For many of us, the ability to get ourselves from point A to B is the epitome of freedom and independence. But as we age, decreased vision and hearing, slower reaction times and reduced ability to multitask can make it difficult to react appropriately to stimuli on the road; while neck, leg and arm stiffness and reduced strength can make it hard to break effectively, to manage the gas pedal and to manage the steering wheel. It’s no joke: statistics show that older adults have the highest mortality rate on Canadian roads than any other group.
If you’ve noticed you’ve had increased driving citations, a lot of “close calls” on the road, or are having trouble remembering routes you have driven all of your life, it may be time to book a driving safety test with your doctor. Other signs it’s time to reevaluate your road safety include difficulty seeing traffic lights and street signs and hearing emergency sirens and car horns, getting flustered easily behind the wheel and receiving feedback from concerned friends and family.

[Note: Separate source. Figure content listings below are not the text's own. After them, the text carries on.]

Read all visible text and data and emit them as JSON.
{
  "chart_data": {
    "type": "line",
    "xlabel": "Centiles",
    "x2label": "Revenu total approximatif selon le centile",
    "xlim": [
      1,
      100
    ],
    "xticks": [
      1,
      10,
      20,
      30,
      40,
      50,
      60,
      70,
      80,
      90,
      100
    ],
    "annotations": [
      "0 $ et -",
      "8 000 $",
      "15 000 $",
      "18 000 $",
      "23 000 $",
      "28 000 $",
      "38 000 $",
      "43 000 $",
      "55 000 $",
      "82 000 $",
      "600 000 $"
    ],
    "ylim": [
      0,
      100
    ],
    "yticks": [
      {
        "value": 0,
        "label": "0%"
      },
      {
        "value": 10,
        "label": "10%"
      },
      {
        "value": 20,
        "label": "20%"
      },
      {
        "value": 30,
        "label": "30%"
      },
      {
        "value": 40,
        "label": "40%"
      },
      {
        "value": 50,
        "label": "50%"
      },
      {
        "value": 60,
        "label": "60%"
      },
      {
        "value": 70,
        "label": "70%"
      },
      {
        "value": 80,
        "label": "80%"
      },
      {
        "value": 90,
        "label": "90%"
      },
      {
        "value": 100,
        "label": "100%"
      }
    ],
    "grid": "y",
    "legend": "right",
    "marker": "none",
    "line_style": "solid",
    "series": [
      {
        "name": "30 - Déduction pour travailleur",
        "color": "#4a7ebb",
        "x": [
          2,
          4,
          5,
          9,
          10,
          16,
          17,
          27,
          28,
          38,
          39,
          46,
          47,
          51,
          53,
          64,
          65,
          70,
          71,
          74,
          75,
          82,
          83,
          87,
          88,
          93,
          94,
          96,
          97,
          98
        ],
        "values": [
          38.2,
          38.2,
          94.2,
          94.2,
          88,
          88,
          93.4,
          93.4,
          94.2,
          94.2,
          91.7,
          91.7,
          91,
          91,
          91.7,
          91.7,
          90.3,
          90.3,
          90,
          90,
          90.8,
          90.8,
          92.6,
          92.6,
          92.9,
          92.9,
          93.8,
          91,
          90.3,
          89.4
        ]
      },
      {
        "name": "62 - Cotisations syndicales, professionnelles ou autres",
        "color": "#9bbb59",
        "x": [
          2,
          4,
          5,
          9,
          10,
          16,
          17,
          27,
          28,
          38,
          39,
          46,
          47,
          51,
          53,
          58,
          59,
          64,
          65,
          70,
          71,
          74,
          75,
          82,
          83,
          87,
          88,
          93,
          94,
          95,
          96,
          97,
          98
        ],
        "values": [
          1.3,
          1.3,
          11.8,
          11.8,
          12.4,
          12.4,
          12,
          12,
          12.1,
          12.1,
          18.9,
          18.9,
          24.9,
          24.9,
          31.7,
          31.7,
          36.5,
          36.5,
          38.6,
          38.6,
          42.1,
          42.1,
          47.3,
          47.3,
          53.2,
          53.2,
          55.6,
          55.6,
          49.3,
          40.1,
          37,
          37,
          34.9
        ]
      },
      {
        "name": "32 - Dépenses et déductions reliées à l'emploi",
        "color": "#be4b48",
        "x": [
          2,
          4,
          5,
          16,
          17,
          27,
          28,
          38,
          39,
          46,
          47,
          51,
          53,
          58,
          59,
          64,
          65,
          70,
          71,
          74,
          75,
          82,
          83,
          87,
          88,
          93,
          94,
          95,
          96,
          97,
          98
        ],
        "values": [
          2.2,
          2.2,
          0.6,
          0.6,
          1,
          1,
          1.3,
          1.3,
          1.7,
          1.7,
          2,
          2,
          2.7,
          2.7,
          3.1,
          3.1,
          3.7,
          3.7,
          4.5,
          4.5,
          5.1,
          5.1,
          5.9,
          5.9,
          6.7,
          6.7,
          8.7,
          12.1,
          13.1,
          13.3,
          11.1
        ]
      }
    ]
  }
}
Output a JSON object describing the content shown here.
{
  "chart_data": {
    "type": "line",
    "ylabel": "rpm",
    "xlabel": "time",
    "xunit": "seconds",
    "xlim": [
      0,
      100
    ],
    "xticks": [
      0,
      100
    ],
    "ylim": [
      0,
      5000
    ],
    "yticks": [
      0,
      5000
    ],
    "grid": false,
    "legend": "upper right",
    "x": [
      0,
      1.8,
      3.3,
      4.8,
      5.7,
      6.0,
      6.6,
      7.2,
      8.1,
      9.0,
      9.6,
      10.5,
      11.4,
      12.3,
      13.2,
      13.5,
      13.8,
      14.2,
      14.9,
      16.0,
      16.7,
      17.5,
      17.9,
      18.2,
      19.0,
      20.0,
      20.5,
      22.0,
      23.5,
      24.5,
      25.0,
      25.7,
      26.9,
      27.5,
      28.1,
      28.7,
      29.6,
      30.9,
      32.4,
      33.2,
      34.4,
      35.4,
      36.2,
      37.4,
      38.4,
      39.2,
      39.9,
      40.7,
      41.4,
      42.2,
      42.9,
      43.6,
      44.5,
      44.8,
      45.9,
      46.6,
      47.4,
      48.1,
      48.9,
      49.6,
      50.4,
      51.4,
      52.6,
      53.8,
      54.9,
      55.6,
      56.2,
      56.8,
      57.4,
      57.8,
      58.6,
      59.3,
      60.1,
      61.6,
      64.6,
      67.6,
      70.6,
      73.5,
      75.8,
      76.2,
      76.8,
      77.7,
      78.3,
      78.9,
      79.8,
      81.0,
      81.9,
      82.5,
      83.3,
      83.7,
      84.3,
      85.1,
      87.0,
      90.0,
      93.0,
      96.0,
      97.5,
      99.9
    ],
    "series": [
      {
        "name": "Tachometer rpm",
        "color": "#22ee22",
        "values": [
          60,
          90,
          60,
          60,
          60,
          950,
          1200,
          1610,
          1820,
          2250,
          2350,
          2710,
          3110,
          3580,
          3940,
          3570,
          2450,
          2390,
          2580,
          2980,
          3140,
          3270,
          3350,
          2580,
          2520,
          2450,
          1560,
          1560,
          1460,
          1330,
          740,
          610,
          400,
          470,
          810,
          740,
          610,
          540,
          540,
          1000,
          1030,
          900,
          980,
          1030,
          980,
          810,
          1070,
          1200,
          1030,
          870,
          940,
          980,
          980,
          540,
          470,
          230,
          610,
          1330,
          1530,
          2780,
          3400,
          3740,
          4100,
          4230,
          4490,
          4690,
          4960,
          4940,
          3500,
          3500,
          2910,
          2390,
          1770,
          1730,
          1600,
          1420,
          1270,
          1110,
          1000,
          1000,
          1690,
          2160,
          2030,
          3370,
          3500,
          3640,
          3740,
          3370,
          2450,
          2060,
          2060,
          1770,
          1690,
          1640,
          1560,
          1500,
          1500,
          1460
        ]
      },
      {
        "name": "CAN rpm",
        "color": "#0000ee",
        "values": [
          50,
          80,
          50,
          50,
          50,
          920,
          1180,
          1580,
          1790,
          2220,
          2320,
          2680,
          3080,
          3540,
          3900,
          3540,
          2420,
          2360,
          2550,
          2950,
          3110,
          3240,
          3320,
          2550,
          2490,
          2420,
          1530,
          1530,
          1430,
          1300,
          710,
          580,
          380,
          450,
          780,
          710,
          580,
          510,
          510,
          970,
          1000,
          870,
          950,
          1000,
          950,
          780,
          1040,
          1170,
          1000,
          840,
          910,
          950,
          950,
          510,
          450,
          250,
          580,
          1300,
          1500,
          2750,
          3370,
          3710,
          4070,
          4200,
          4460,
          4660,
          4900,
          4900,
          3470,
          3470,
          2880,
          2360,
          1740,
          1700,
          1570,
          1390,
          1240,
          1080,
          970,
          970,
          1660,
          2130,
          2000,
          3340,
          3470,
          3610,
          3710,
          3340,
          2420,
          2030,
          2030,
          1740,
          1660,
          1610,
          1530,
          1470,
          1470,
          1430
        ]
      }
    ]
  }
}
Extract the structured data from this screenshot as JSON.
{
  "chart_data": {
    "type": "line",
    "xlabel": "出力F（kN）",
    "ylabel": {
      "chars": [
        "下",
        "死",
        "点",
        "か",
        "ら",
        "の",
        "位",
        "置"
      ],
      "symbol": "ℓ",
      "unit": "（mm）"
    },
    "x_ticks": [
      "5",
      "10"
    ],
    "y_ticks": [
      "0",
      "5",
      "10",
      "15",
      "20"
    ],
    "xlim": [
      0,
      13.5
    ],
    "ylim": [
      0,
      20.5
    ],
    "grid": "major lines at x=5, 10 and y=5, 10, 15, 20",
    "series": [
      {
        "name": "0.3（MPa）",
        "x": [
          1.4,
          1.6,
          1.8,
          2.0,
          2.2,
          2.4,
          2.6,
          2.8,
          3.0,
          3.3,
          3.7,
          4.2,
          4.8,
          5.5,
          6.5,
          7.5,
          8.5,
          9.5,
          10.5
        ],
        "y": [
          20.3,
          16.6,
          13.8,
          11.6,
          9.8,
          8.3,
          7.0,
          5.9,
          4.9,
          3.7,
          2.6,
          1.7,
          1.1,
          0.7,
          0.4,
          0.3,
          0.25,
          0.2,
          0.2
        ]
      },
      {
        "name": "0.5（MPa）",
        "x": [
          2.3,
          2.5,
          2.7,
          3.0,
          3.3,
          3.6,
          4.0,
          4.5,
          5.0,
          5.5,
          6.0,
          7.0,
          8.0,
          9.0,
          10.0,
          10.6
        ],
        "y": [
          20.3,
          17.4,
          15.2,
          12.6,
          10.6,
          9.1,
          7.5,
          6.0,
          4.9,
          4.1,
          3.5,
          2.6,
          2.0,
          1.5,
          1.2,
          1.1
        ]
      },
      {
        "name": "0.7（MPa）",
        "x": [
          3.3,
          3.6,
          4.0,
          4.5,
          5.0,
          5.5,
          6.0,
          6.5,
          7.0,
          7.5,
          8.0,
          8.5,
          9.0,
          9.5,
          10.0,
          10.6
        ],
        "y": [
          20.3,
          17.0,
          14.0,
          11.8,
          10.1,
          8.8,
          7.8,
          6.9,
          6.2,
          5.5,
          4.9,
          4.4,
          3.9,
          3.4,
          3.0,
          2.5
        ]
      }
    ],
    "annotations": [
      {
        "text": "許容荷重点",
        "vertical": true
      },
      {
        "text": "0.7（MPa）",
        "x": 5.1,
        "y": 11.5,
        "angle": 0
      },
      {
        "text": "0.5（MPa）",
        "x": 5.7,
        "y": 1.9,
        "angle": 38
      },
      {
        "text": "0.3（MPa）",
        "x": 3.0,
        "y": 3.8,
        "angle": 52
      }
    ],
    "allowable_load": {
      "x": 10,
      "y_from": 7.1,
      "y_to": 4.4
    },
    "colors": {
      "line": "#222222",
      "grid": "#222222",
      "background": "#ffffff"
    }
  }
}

If you get an ‘okay’ to continue driving after you are assessed by a physician, it may still be a good idea for you to take a refresher driving course geared to older adults, which can teach you how to make adjustments to your driving technique so you can feel more confident on the road. The Canadian Safety Council offers a 55 Alive Refresher Course. Here, adults over 55 will receive updates about current road laws and new technology, will learn to anticipate the actions of other drivers and will be able to share their concerns in a safe environment. https://canadasafetycouncil.org/product/55-alive-driver-refresher-course/
In the meantime, a few adjustments to your driving behavior, such as avoiding driving at night and in bad weather, avoiding freeways when possible and planning your route before you head out can help you stay safe on the road.